Otro oficio que va desapareciendo, si no lo ha hecho ya, máxime en estos tiempos donde para muchos puede considerarse como degradante por aquello de hacerlo a los pies de quien se presta un servicio, es el de limpiabotas. Para mí, lejos de esa consideración humillante, era un arte que beneficiaba a otros tantos que relucían unos calzados impecables. Unos trabajadores que abundaban en cafeterías y lugares concurridos, y que me hacía embobar al ver esos movimientos precisos y constantes para extender el betún que finalmente hacía relucir tanto el calzado como para dar incluso resquemor ponerse a andar. Un oficio que hacía sobrevivir a muchas personas ganándose el jornal dignamente. Dos mundos paralelos distanciados por una altura que supone el asiento del cliente y el pequeño taburete del limpiabotas que le llega a la altura del zapato del susodicho individuo.

Personalidades destacadas de la historia comenzaron su vida ganando el sustento desempeñando la tarea como limpiabotas, incluyendo cantantes y presidentes de naciones, y por ello mismo, por el respeto y buen recuerdo que guardo de estos especialistas del calzado, entra de lleno en mis referencias.

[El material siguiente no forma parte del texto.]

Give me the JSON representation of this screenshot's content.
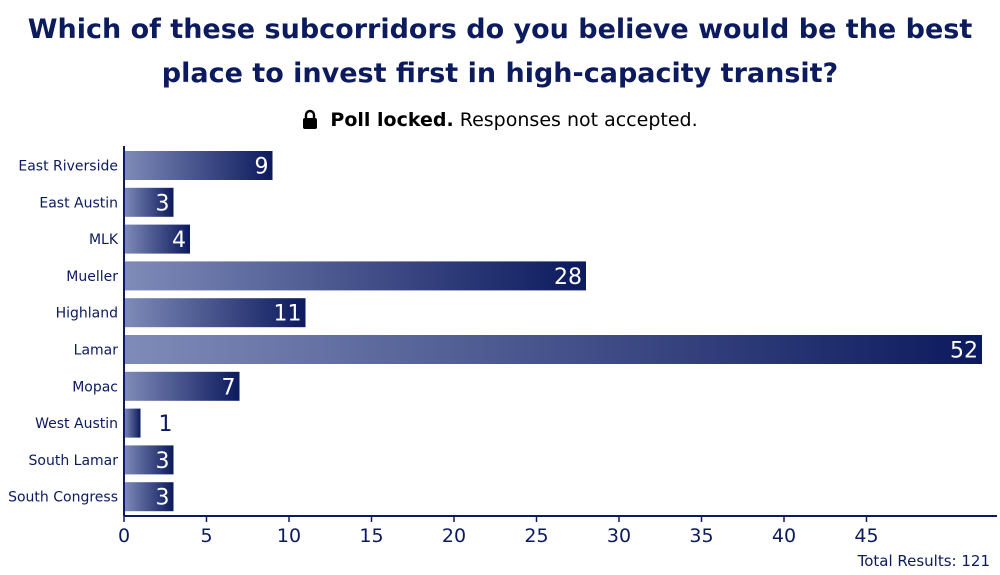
{
  "title_line1": "Which of these subcorridors do you believe would be the best",
  "title_line2": "place to invest first in high-capacity transit?",
  "status": {
    "icon": "lock-icon",
    "bold": "Poll locked.",
    "text": "Responses not accepted."
  },
  "total": "Total Results: 121",
  "colors": {
    "bar_dark": "#0c1a5e",
    "bar_light": "#7f8bb8",
    "text": "#0c1a5e"
  },
  "chart_data": {
    "type": "bar",
    "orientation": "horizontal",
    "categories": [
      "East Riverside",
      "East Austin",
      "MLK",
      "Mueller",
      "Highland",
      "Lamar",
      "Mopac",
      "West Austin",
      "South Lamar",
      "South Congress"
    ],
    "values": [
      9,
      3,
      4,
      28,
      11,
      52,
      7,
      1,
      3,
      3
    ],
    "xticks": [
      0,
      5,
      10,
      15,
      20,
      25,
      30,
      35,
      40,
      45
    ],
    "xlim": [
      0,
      52
    ],
    "grid": false
  }
}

Como también la de mujeres que, en una determinada etapa de nuestra vida, completaban su actividad casera con la realización de un trabajo extraordinario en talleres o acudiendo a las casas particulares para hacer la labor de planchadora. Un sacrificio que permitía ganar un dinero para llevarlo a casa, donde no es precisamente que sobrara debido a la escasez de recursos y a las dificultades que suponía mantener una familia.

Tarea singular es la prestada por las bordadoras manualmente, con la ayuda de un bastidor, formado por dos aros, uno con más circunferencia que el otro, para de esta manera encajar la tela de modo que quede estirada y permita bordar con una uniformidad de puntada. De esta manera se puede ver mejor cómo nos va quedando el bordado y si los puntos están del mismo tamaño y tensados de manera uniforme. Un ingenio que nos llamaba la atención y que, como tantas otras cosas, se ven superados en los tiempos actuales por las maquinarias. 

La alfarería ha venido siendo una actividad artesanal que, de siempre, ha llamado poderosamente mi atención. Con unas manos prodigiosas se convierte la masa de barro en una obra artística, como por arte de magia. Aún hoy, cuando lo industrial va dejando de lado a lo artesano, ver a los que siguen prodigando este arte me hace disfrutar visualmente. Extremadura cuenta con lugares especialmente dedicados a ello y sus resultados se trasladan a todo el mundo.

En los parques y plazas, especialmente en las ciudades, se situaban unos personajes a los que me acercaba con mi inquietud para ver cómo podían sacar de una caja las fotos que acababa de realizar. Sí son esos fotógrafos que con una pesada cámara, que hacía de cuarto oscuro y que, en breves instantes, sacaba la foto. Lo hacía a un precio asequible como para permitir que las clases más populares pudieran tener, al igual que los más pudientes, retratos familiares o personales para sus documentos de identidad.

Esa caja mágica la operaba el conocido como fotógrafo minutero, figura que se popularizó en las grandes ciudades de Europa de finales del siglo XIX y principios del XX, y que, por tanto, también apareció en el Badajoz de mi infancia, permitiendo que pasara bastantes momentos divisando la manipulación del artífice y su efecto mágico.

Para concluir mi repaso vuelvo a esas entrañas de los pueblos que eran, por lo general, lugares de felicidad, y tan bellos como las casas características que tenían y pueden conservarse. En ellos está presente esa gente llena de bondad. Lo poco que se tuviera he podido ver cómo se repartía con una solidaridad que para los momentos actuales quisiera. Los sacrificios de las tareas y oficios diarios ocasionaba que, esas apacibles noches calurosas de verano, las calles se llenaran de los vecinos que descansaban de la faena diaria. Sentados a la puerta de las casas  para «tomar el fresco» y poder paliar las altas temperaturas. Unos instantes de belleza singular en los que se departía conversación y yo, en mi tierna infancia, me acomodaba en los brazos de mi abuelo para quedarme dormido. Bellos recuerdos que no podré olvidar.